I crawled into bed even though I wasn’t tired but it seemed the only sensible thing
to do in the middle of the night. The sound of a distant siren caught my attention and a surge of adrenaline raced through me as the cop in me reacted to the alarm. For the first time in many weeks, I missed my job and I knew I was ready to go back. I rearranged my pillows and snuggled down in the bed, determined to get a little sleep so my head would be clear when I called the captain in the morning.
But even as I closed my eyes, I knew there would be no escape from thoughts of Nathan because I would only dream of him again, the way I had every night. At first, I thought he caused the dreams but when some of them became nightmares about Warlocks killing him, I knew he would never try to scare me in such a way.
My mind latched on to the topic of Warlocks and even as it brought back the terrifying images from my nightmares, something hit me like a ton of bricks. If Nathan could die, then so could I. He’d said that Magi weren’t easy to kill but it wasn’t impossible…which meant that in terms of fate and destiny, I would still die when I was meant to.
I rolled onto my back and gave up trying to sleep for the time being.
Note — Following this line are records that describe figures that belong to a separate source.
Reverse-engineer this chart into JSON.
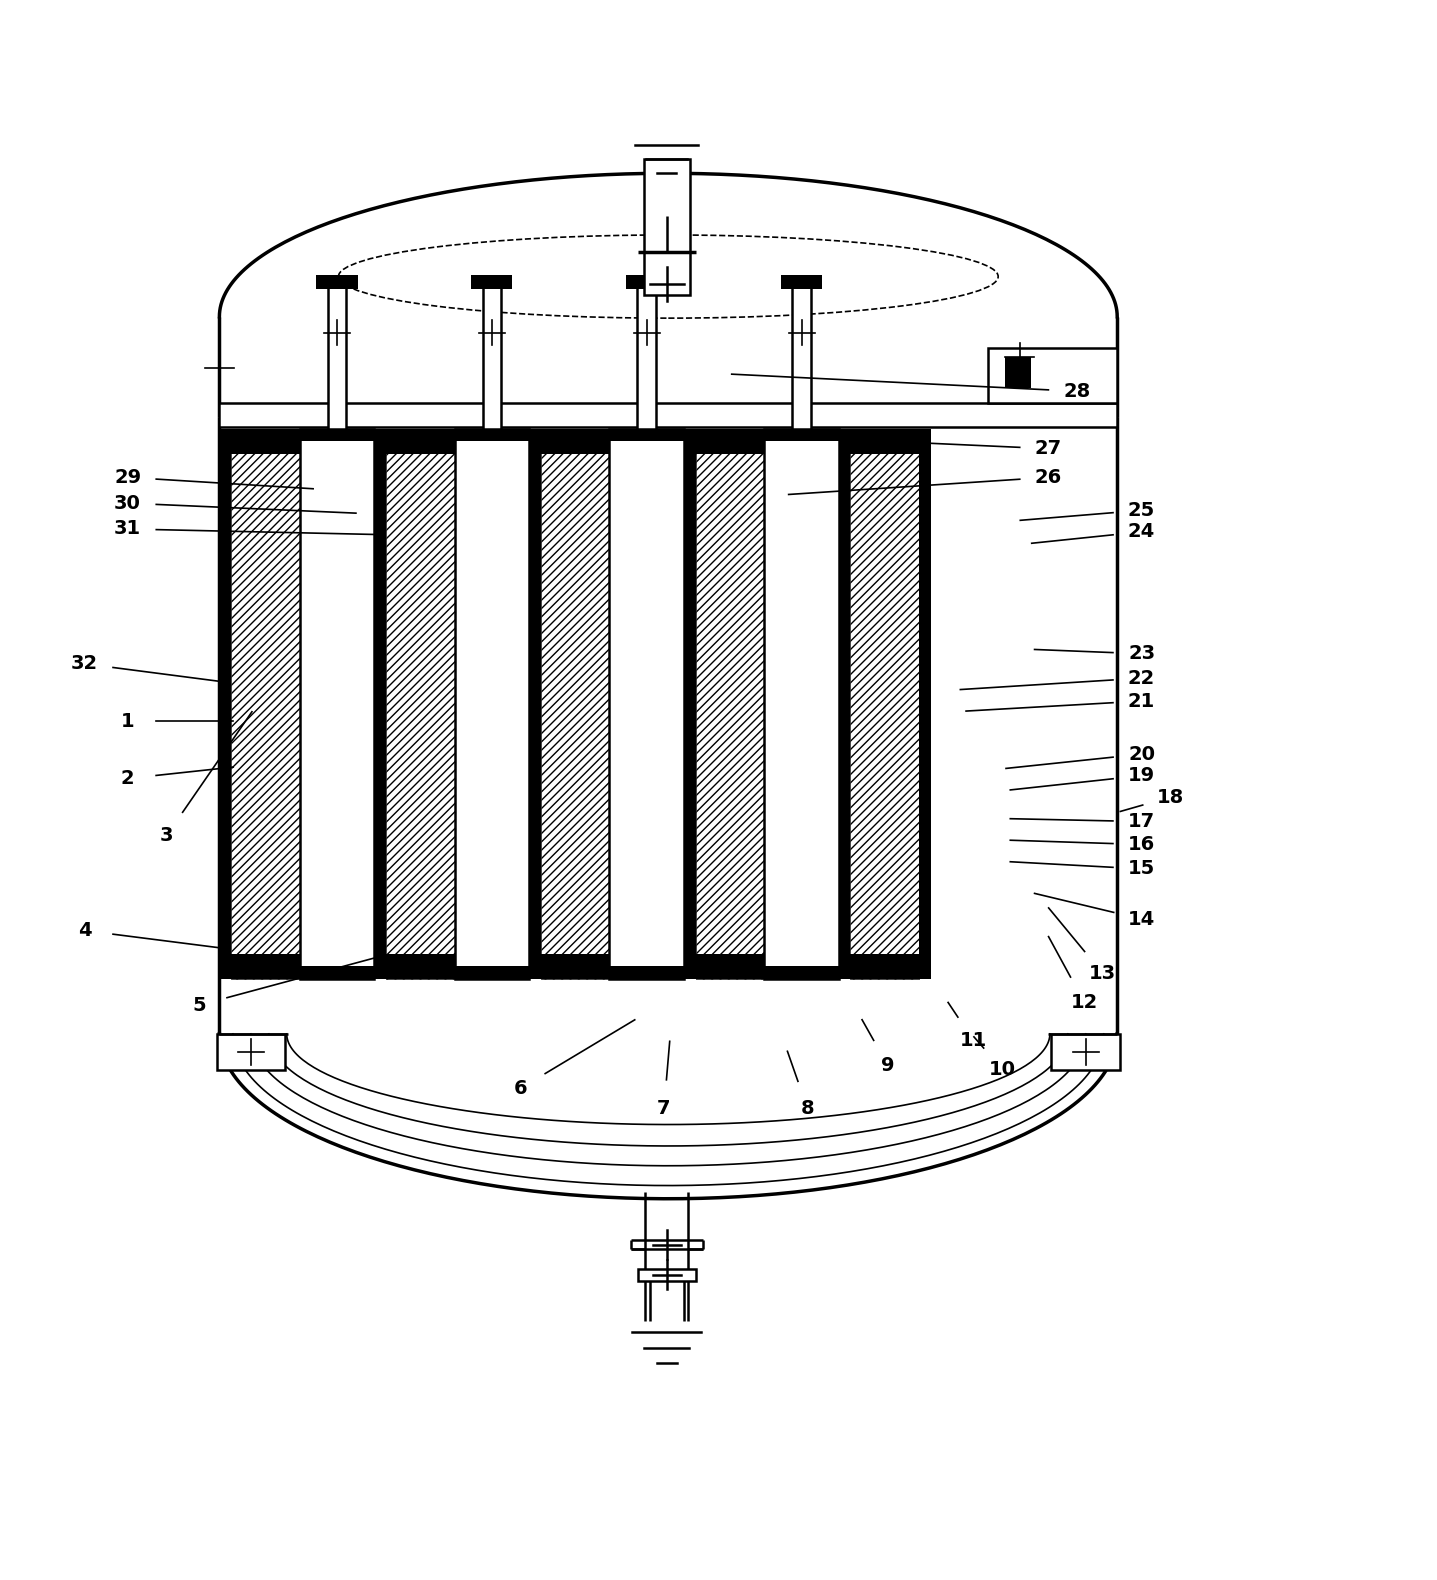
{
  "bg_color": "#ffffff",
  "lc": "#000000",
  "figsize": [
    14.37,
    15.8
  ],
  "dpi": 100,
  "lw_thick": 2.5,
  "lw_main": 1.8,
  "lw_thin": 1.2,
  "label_fontsize": 14,
  "labels": {
    "1": [
      0.088,
      0.548,
      0.162,
      0.548
    ],
    "2": [
      0.088,
      0.508,
      0.162,
      0.516
    ],
    "3": [
      0.115,
      0.468,
      0.175,
      0.555
    ],
    "4": [
      0.058,
      0.402,
      0.152,
      0.39
    ],
    "5": [
      0.138,
      0.35,
      0.268,
      0.385
    ],
    "6": [
      0.362,
      0.292,
      0.442,
      0.34
    ],
    "7": [
      0.462,
      0.278,
      0.466,
      0.325
    ],
    "8": [
      0.562,
      0.278,
      0.548,
      0.318
    ],
    "9": [
      0.618,
      0.308,
      0.6,
      0.34
    ],
    "10": [
      0.698,
      0.305,
      0.678,
      0.328
    ],
    "11": [
      0.678,
      0.325,
      0.66,
      0.352
    ],
    "12": [
      0.755,
      0.352,
      0.73,
      0.398
    ],
    "13": [
      0.768,
      0.372,
      0.73,
      0.418
    ],
    "14": [
      0.795,
      0.41,
      0.72,
      0.428
    ],
    "15": [
      0.795,
      0.445,
      0.703,
      0.45
    ],
    "16": [
      0.795,
      0.462,
      0.703,
      0.465
    ],
    "17": [
      0.795,
      0.478,
      0.703,
      0.48
    ],
    "18": [
      0.815,
      0.495,
      0.78,
      0.485
    ],
    "19": [
      0.795,
      0.51,
      0.703,
      0.5
    ],
    "20": [
      0.795,
      0.525,
      0.7,
      0.515
    ],
    "21": [
      0.795,
      0.562,
      0.672,
      0.555
    ],
    "22": [
      0.795,
      0.578,
      0.668,
      0.57
    ],
    "23": [
      0.795,
      0.595,
      0.72,
      0.598
    ],
    "24": [
      0.795,
      0.68,
      0.718,
      0.672
    ],
    "25": [
      0.795,
      0.695,
      0.71,
      0.688
    ],
    "26": [
      0.73,
      0.718,
      0.548,
      0.706
    ],
    "27": [
      0.73,
      0.738,
      0.51,
      0.748
    ],
    "28": [
      0.75,
      0.778,
      0.508,
      0.79
    ],
    "29": [
      0.088,
      0.718,
      0.218,
      0.71
    ],
    "30": [
      0.088,
      0.7,
      0.248,
      0.693
    ],
    "31": [
      0.088,
      0.682,
      0.268,
      0.678
    ],
    "32": [
      0.058,
      0.588,
      0.158,
      0.575
    ]
  }
}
It felt a bit weird to be so perversely pleased by thoughts of my own death but I was, and not because I wanted to die any time soon. I’d been angry at Nathan for saving me but if Elias hadn’t put me in harm’s way, he wouldn’t have been forced to intervene. And if that made him guilty of interfering with fate, then I was just as guilty. As a cop, I’d stopped many situations escalating into violence and bloodshed and I’d saved people from getting hurt.
I groaned and buried my head under the pillow, shame crawling over my skin. Nathan hadn’t done anything wrong.
Jess?
I surged upright, knocking the pillow onto the bed stand and sending a glass of water crashing to the floor. I hadn’t heard his voice in days. He had tried to get me to open my mind to him just after I left Vegas. Each time he’d tried to connect with me, my brain screamed leave me alone - over and over - making it impossible for him to get through. It didn’t take him long to realize I wanted to be left alone. I didn’t want to speak to him until I was ready and treating me like a computer terminal that he could ping any time he felt like it wasn’t going to make that happen any quicker.